If that were British foreign policy, then the emphasis would have to be upon being more forceful with Qatar and Saudi Arabia which have been at the forefront of backing militant Sunni jihadists in Syria. But , on the whole, both Britain and the US have tended to turn a blind eye to this.
"our engagement with the Saudi Arabians, with Qataris, with Emiratis and others is all on the basis that none of us should be supporting those violent terrorists or extremists'
This means that London and Washington have tried to dissuade Qatar and Saudi Arabia from backing Sunni jihadists through fear of 'blowback'. But Qatar has actually made it plain it does not care. The Qatari foreign minister stated in March 2014 ;"The independence of Qatar's foreign policy is simply non-negotiable".

The reason Britain's 'engagement' with Qatar has not meant preventing them from supporting Al Qaida affiliated groups is that Cameron's government has been forthright in courting Qatar as a major source of investment in Britain, important to prop up its ailing rentier economy, and of gas.

With instability in Ukraine and the need to diversify sources of gas away from dependence upon Russia, notable both Cameron and Johnson have been banging the drum for increased bilateral ties with Qatar, a power lauded by Johnson as a "dynamic friend'.
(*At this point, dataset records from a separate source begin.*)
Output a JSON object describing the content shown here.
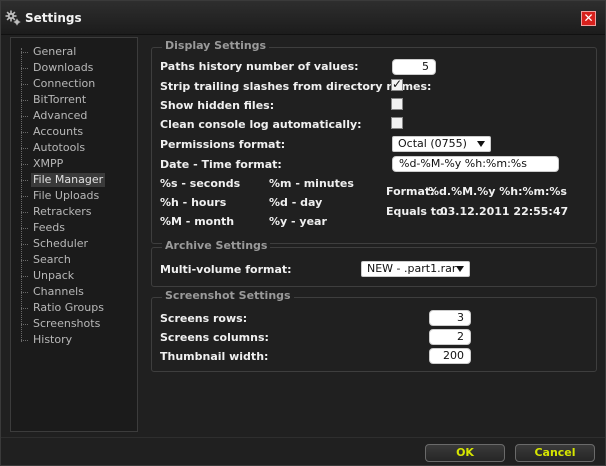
{
  "window": {
    "title": "Settings"
  },
  "sidebar": {
    "items": [
      {
        "label": "General"
      },
      {
        "label": "Downloads"
      },
      {
        "label": "Connection"
      },
      {
        "label": "BitTorrent"
      },
      {
        "label": "Advanced"
      },
      {
        "label": "Accounts"
      },
      {
        "label": "Autotools"
      },
      {
        "label": "XMPP"
      },
      {
        "label": "File Manager",
        "selected": true
      },
      {
        "label": "File Uploads"
      },
      {
        "label": "Retrackers"
      },
      {
        "label": "Feeds"
      },
      {
        "label": "Scheduler"
      },
      {
        "label": "Search"
      },
      {
        "label": "Unpack"
      },
      {
        "label": "Channels"
      },
      {
        "label": "Ratio Groups"
      },
      {
        "label": "Screenshots"
      },
      {
        "label": "History"
      }
    ]
  },
  "display": {
    "legend": "Display Settings",
    "paths_history_label": "Paths history number of values:",
    "paths_history_value": "5",
    "strip_slashes_label": "Strip trailing slashes from directory names:",
    "strip_slashes_checked": true,
    "show_hidden_label": "Show hidden files:",
    "show_hidden_checked": false,
    "clean_console_label": "Clean console log automatically:",
    "clean_console_checked": false,
    "permissions_label": "Permissions format:",
    "permissions_value": "Octal (0755)",
    "datetime_label": "Date - Time format:",
    "datetime_value": "%d-%M-%y %h:%m:%s",
    "legend_s": "%s - seconds",
    "legend_m": "%m - minutes",
    "legend_h": "%h - hours",
    "legend_d": "%d - day",
    "legend_M": "%M - month",
    "legend_y": "%y - year",
    "format_label": "Format:",
    "format_value": "%d.%M.%y %h:%m:%s",
    "equals_label": "Equals to:",
    "equals_value": "03.12.2011 22:55:47"
  },
  "archive": {
    "legend": "Archive Settings",
    "multivolume_label": "Multi-volume format:",
    "multivolume_value": "NEW - .part1.rar"
  },
  "screenshot": {
    "legend": "Screenshot Settings",
    "rows_label": "Screens rows:",
    "rows_value": "3",
    "columns_label": "Screens columns:",
    "columns_value": "2",
    "thumb_label": "Thumbnail width:",
    "thumb_value": "200"
  },
  "buttons": {
    "ok": "OK",
    "cancel": "Cancel"
  },
  "colors": {
    "close": "#d8201c",
    "button_text": "#d6e600"
  }
}
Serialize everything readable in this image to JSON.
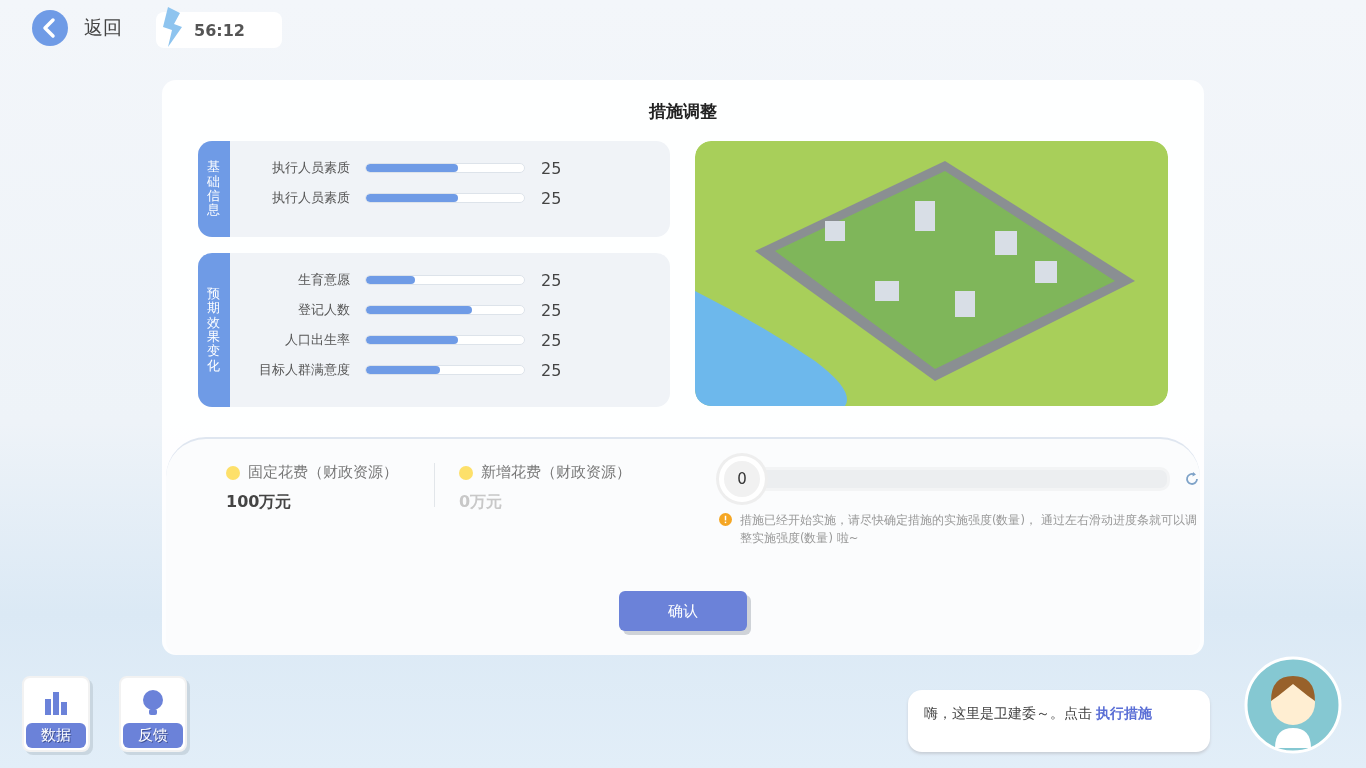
{
  "back_button": {
    "label": "返回"
  },
  "timer": {
    "value": "56:12"
  },
  "dialog": {
    "title": "措施调整",
    "sections": [
      {
        "label": "基础信息",
        "metrics": [
          {
            "name": "执行人员素质",
            "level": 0.58,
            "value": "25"
          },
          {
            "name": "执行人员素质",
            "level": 0.58,
            "value": "25"
          }
        ]
      },
      {
        "label": "预期效果变化",
        "metrics": [
          {
            "name": "生育意愿",
            "level": 0.31,
            "value": "25"
          },
          {
            "name": "登记人数",
            "level": 0.67,
            "value": "25"
          },
          {
            "name": "人口出生率",
            "level": 0.58,
            "value": "25"
          },
          {
            "name": "目标人群满意度",
            "level": 0.47,
            "value": "25"
          }
        ]
      }
    ],
    "costs": [
      {
        "label": "固定花费（财政资源）",
        "value": "100万元",
        "disabled": false
      },
      {
        "label": "新增花费（财政资源）",
        "value": "0万元",
        "disabled": true
      }
    ],
    "slider": {
      "value": "0",
      "level": 0
    },
    "hint": "措施已经开始实施，请尽快确定措施的实施强度(数量)， 通过左右滑动进度条就可以调整实施强度(数量) 啦~",
    "confirm_button": "确认"
  },
  "dock": [
    {
      "kind": "chart",
      "label": "数据"
    },
    {
      "kind": "bulb",
      "label": "反馈"
    }
  ],
  "assistant": {
    "message": "嗨，这里是卫建委～。点击 ",
    "link": "执行措施"
  }
}
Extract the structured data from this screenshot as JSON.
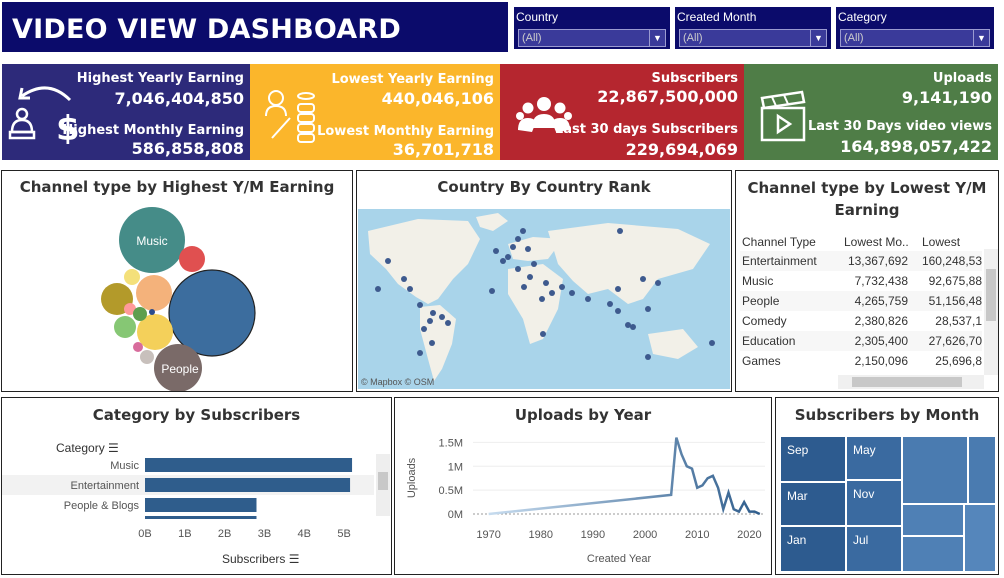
{
  "header": {
    "title": "VIDEO VIEW DASHBOARD"
  },
  "filters": [
    {
      "label": "Country",
      "value": "(All)"
    },
    {
      "label": "Created Month",
      "value": "(All)"
    },
    {
      "label": "Category",
      "value": "(All)"
    }
  ],
  "kpis": {
    "earnings_high": {
      "label1": "Highest Yearly Earning",
      "value1": "7,046,404,850",
      "label2": "Highest Monthly Earning",
      "value2": "586,858,808",
      "color": "#2d2a7a"
    },
    "earnings_low": {
      "label1": "Lowest Yearly Earning",
      "value1": "440,046,106",
      "label2": "Lowest Monthly Earning",
      "value2": "36,701,718",
      "color": "#fbb62b"
    },
    "subscribers": {
      "label1": "Subscribers",
      "value1": "22,867,500,000",
      "label2": "Last 30 days Subscribers",
      "value2": "229,694,069",
      "color": "#b5262f"
    },
    "uploads": {
      "label1": "Uploads",
      "value1": "9,141,190",
      "label2": "Last 30 Days  video views",
      "value2": "164,898,057,422",
      "color": "#4f7d47"
    }
  },
  "bubble_panel": {
    "title": "Channel type by Highest Y/M Earning",
    "labels": {
      "music": "Music",
      "people": "People"
    }
  },
  "map_panel": {
    "title": "Country By Country Rank",
    "attribution": "© Mapbox © OSM"
  },
  "table_panel": {
    "title_line1": "Channel type by Lowest Y/M",
    "title_line2": "Earning",
    "columns": [
      "Channel Type",
      "Lowest Mo..",
      "Lowest Yea"
    ],
    "rows": [
      [
        "Entertainment",
        "13,367,692",
        "160,248,53"
      ],
      [
        "Music",
        "7,732,438",
        "92,675,88"
      ],
      [
        "People",
        "4,265,759",
        "51,156,48"
      ],
      [
        "Comedy",
        "2,380,826",
        "28,537,1"
      ],
      [
        "Education",
        "2,305,400",
        "27,626,70"
      ],
      [
        "Games",
        "2,150,096",
        "25,696,8"
      ]
    ]
  },
  "category_panel": {
    "title": "Category by Subscribers",
    "field_label": "Category",
    "axis_label": "Subscribers"
  },
  "uploads_panel": {
    "title": "Uploads by Year"
  },
  "month_panel": {
    "title": "Subscribers by Month"
  },
  "chart_data": [
    {
      "type": "bar",
      "orientation": "horizontal",
      "title": "Category by Subscribers",
      "ylabel": "Category",
      "xlabel": "Subscribers",
      "categories": [
        "Music",
        "Entertainment",
        "People & Blogs"
      ],
      "values": [
        5.2,
        5.15,
        2.8
      ],
      "units": "B",
      "x_ticks": [
        "0B",
        "1B",
        "2B",
        "3B",
        "4B",
        "5B"
      ],
      "xlim": [
        0,
        5.5
      ]
    },
    {
      "type": "line",
      "title": "Uploads by Year",
      "xlabel": "Created Year",
      "ylabel": "Uploads",
      "x_ticks": [
        "1970",
        "1980",
        "1990",
        "2000",
        "2010",
        "2020"
      ],
      "y_ticks": [
        "0M",
        "0.5M",
        "1M",
        "1.5M"
      ],
      "xlim": [
        1967,
        2023
      ],
      "ylim": [
        0,
        1.55
      ],
      "x": [
        1970,
        2005,
        2006,
        2007,
        2008,
        2009,
        2010,
        2011,
        2012,
        2013,
        2014,
        2015,
        2016,
        2017,
        2018,
        2019,
        2020,
        2021,
        2022
      ],
      "y": [
        0.0,
        0.4,
        1.6,
        1.25,
        1.0,
        0.95,
        0.55,
        0.6,
        0.75,
        0.8,
        0.55,
        0.1,
        0.45,
        0.1,
        0.05,
        0.25,
        0.05,
        0.05,
        0.0
      ]
    },
    {
      "type": "treemap",
      "title": "Subscribers by Month",
      "labels": [
        "Sep",
        "May",
        "Mar",
        "Nov",
        "Jan",
        "Jul"
      ]
    }
  ]
}
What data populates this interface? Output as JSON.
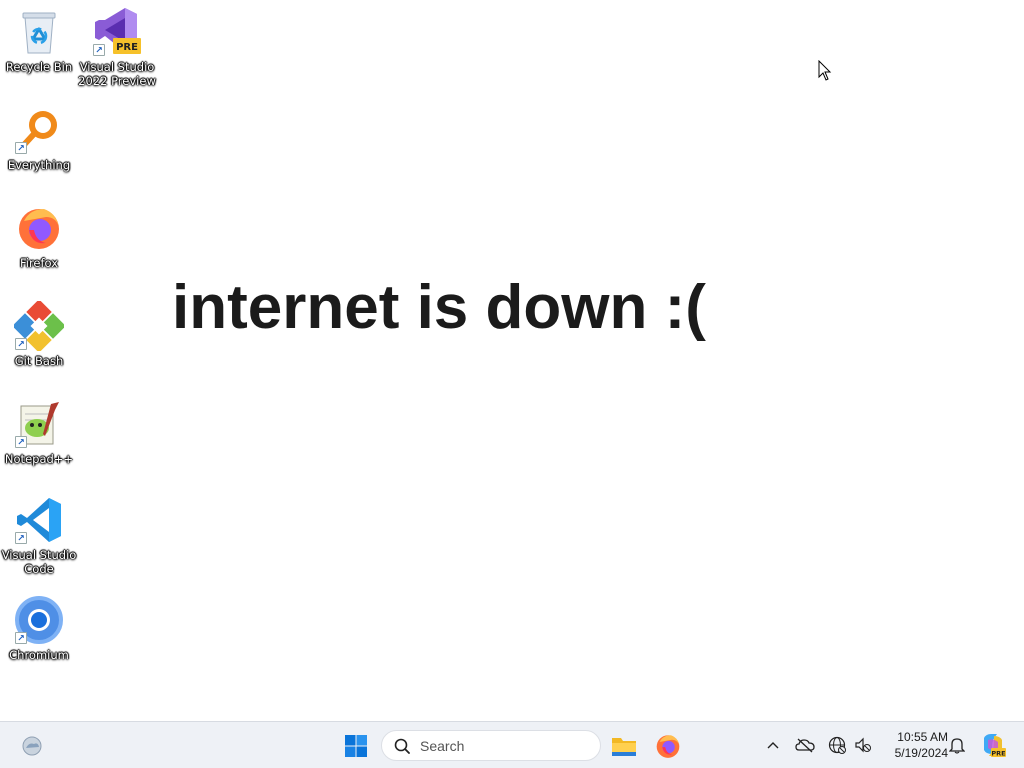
{
  "desktop": {
    "icons": [
      {
        "label": "Recycle Bin",
        "icon": "recycle-bin-icon"
      },
      {
        "label": "Visual Studio 2022 Preview",
        "icon": "visual-studio-preview-icon",
        "badge": "PRE"
      },
      {
        "label": "Everything",
        "icon": "everything-search-icon"
      },
      {
        "label": "Firefox",
        "icon": "firefox-icon"
      },
      {
        "label": "Git Bash",
        "icon": "git-bash-icon"
      },
      {
        "label": "Notepad++",
        "icon": "notepad-plus-plus-icon"
      },
      {
        "label": "Visual Studio Code",
        "icon": "vscode-icon"
      },
      {
        "label": "Chromium",
        "icon": "chromium-icon"
      }
    ],
    "headline": "internet is down :("
  },
  "taskbar": {
    "widgets_icon": "weather-widget-icon",
    "start_icon": "windows-start-icon",
    "search": {
      "placeholder": "Search",
      "icon": "search-icon"
    },
    "pinned": [
      {
        "name": "File Explorer",
        "icon": "file-explorer-icon"
      },
      {
        "name": "Firefox",
        "icon": "firefox-icon"
      }
    ],
    "tray": {
      "icons": [
        "chevron-up-icon",
        "onedrive-offline-icon",
        "network-globe-icon",
        "sound-muted-icon"
      ],
      "time": "10:55 AM",
      "date": "5/19/2024",
      "notification_icon": "bell-icon",
      "copilot_icon": "copilot-preview-icon"
    }
  },
  "colors": {
    "desktop_bg": "#ffffff",
    "taskbar_bg": "#eef1f6",
    "headline": "#1b1b1b",
    "windows_blue": "#0a74d9"
  }
}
Britain has grovelled before Qatar because its domestic supplies of North Sea gas have been depleting in recent years. An essential reason for Britain supporting Qatar's policy of backing jihadists in Syria is to get rid of Assad and secure the contruction of the Qatar-Tukey gas pipeline.

Britain has been prepared to align with Qatar in such as way as to provide the space within which groups such as ISIS can flourish because it wanted to remove Assad and prevent a 'Shi'ite gas pipeline' running from Iran's part of the South pars gasfield through Iraq and Syria to the Easterm Mediterranean.